I'm creating a system that I want to be able to scale up to trillions of triples, and I have serious doubts about how to achieve this using existing triple stores. What should I avoid to ensure I never cripple myself in ways that are not apparent until the data has grown? I would prefer to bias my designs (now) in favour of fast query time (i.e. to better serve responsive web pages).
Is SPIN regarded as the fastest form of rules implementation? Should I partition my graphs one way or another? Should I be creating several SERVICEs to allow parallel querying, or will the existing implementations (of highly scalable triple stores) take care of all that? Should I stick to a specific OWL subset to ensure good inference and query performance? What have your experiences been in refactoring existing large ontologies and datasets to rectify performance issues?
The question initially mentioned AllegroGraph on EC2, but really, it doesn't matter what platform I use if I can get acceptable performance at the scale I aspire to.
Further discussion on this topic can also be found here.
There are 2 dimensions to performance, capacity and scalability which are both interelated.
Fortunately, the features of Semantic Web support both and irrespective of the native features of allegrograph, the diagram below illustrates this:
The basic premise behind this solution is the Shard and Federate design pattern. Here you have a load balanced federation cluster that federates and delegates incoming SPARQL queries to the other shards of the complete dataset. Its concern is only to federate an provide the final solutions to the client. As an additional feature you might want the federation cluster to know what shards (SPARQL endpoints) hold what datasets (graphs), thereby reducing the need for the HTTP client to know what shards (SPARQL endpoints) they need to query for their datasets. This is especially important if the number of datasets and sparql endpoints in going to expand and collapse quite frequently.
Individual shards are load balanced with the option to persist data on a storage area network (a bit old school I know).
As a paradigm for application:
Alternatively, look at using Chef to manage cluster/clouds. My general approach to configuration management is to avoid a system that relies on configuration (a well thought out convention works better).
Finally you also touch upon updating data and providing reasoning (the 2 again are slightly interelated). Depending on whether you use a SAN (shared S3 bucket or not) will determine how this happens. If you do use a shared S3 bucket, then you might follow the Milton and Keynes paradigm (master slave, updates go to the slave, slave becomes master).

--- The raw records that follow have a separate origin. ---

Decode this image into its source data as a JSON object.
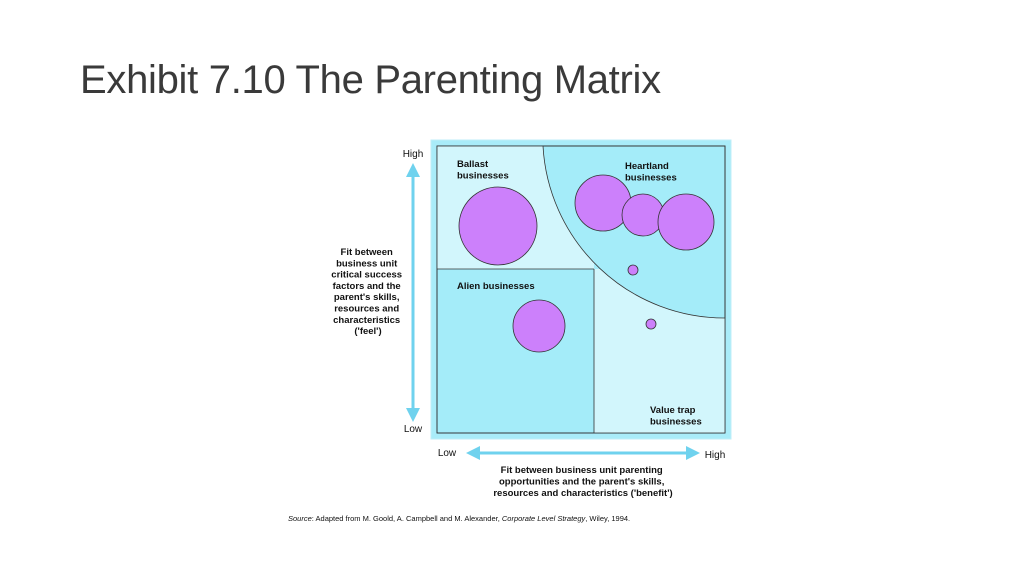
{
  "slide": {
    "title": "Exhibit 7.10 The Parenting Matrix"
  },
  "diagram": {
    "colors": {
      "frame": "#a9ecf9",
      "dark_quadrant": "#a4ecf9",
      "light_quadrant": "#d2f6fc",
      "circle_fill": "#cc80fb",
      "arrow": "#6fd2ee"
    },
    "y_axis": {
      "high": "High",
      "low": "Low",
      "title_lines": [
        "Fit between",
        "business unit",
        "critical success",
        "factors and the",
        "parent's skills,",
        "resources and",
        "characteristics",
        "('feel')"
      ]
    },
    "x_axis": {
      "low": "Low",
      "high": "High",
      "title_lines": [
        "Fit between business unit parenting",
        "opportunities and the parent's skills,",
        "resources and characteristics ('benefit')"
      ]
    },
    "quadrants": {
      "ballast": [
        "Ballast",
        "businesses"
      ],
      "heartland": [
        "Heartland",
        "businesses"
      ],
      "alien": [
        "Alien businesses"
      ],
      "value_trap": [
        "Value trap",
        "businesses"
      ]
    },
    "source": {
      "prefix": "Source",
      "text_1": ": Adapted from M. Goold, A. Campbell and M. Alexander, ",
      "book": "Corporate Level Strategy",
      "text_2": ", Wiley, 1994."
    }
  }
}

If you aren't then you might want to follow a star topology or chain topology, with nodes dropping out of the cluster and updating and then re-entering the cluster. If you insist on supporting inference, then this becomes a whole lot more complicated if you deside to forward chain (infact you might need to refactor the architecture quite considerably), but shouldn't be affected by backward chaining. Additionally, take a look at the native features of allegrograph and see how they align.
I'm going to add a 3rd dimension to what @William says.
Before you build a system out you need some sense of what it is going to cost per unit value it delivers.
To take a simple example, Facebook has an ARPU (average revenue per user) of about $5 a year. Salesforce.com has an ARPU that's closer to $1000 per year. Whatever else Facebook does, it can't be spending more than $5 a user in hardware costs. This impacts the scaling of the business because the cost increases as you add users, unlike, say, software development, which can be amortized against a growing user base.
When you fetishize 'scaling' at the expense of efficiency, you're just building a system that will make you go broke faster on a bigger scale. Rather than just burning through your own bank account, you can burn through the bank accounts of some venture capitalists too.
I'm speccing out a system which needs very fast U.I. responsiveness and I can say the production system is not going to use a triple store for certain queries, if it uses one at all, because I need to know these come back in less than a second.
It's important to know what specific scale you have in mind and compare that to what others are doing. Sindice, using a hybrid system, handles 50 billion heterogenous triples. The people at Franz have gotten 1 trillion triples into Allegrograph but that took a machine with 240 cores, 1.2 TB of RAM, two weeks of load time, and certainly close attention from people who understand the product very well.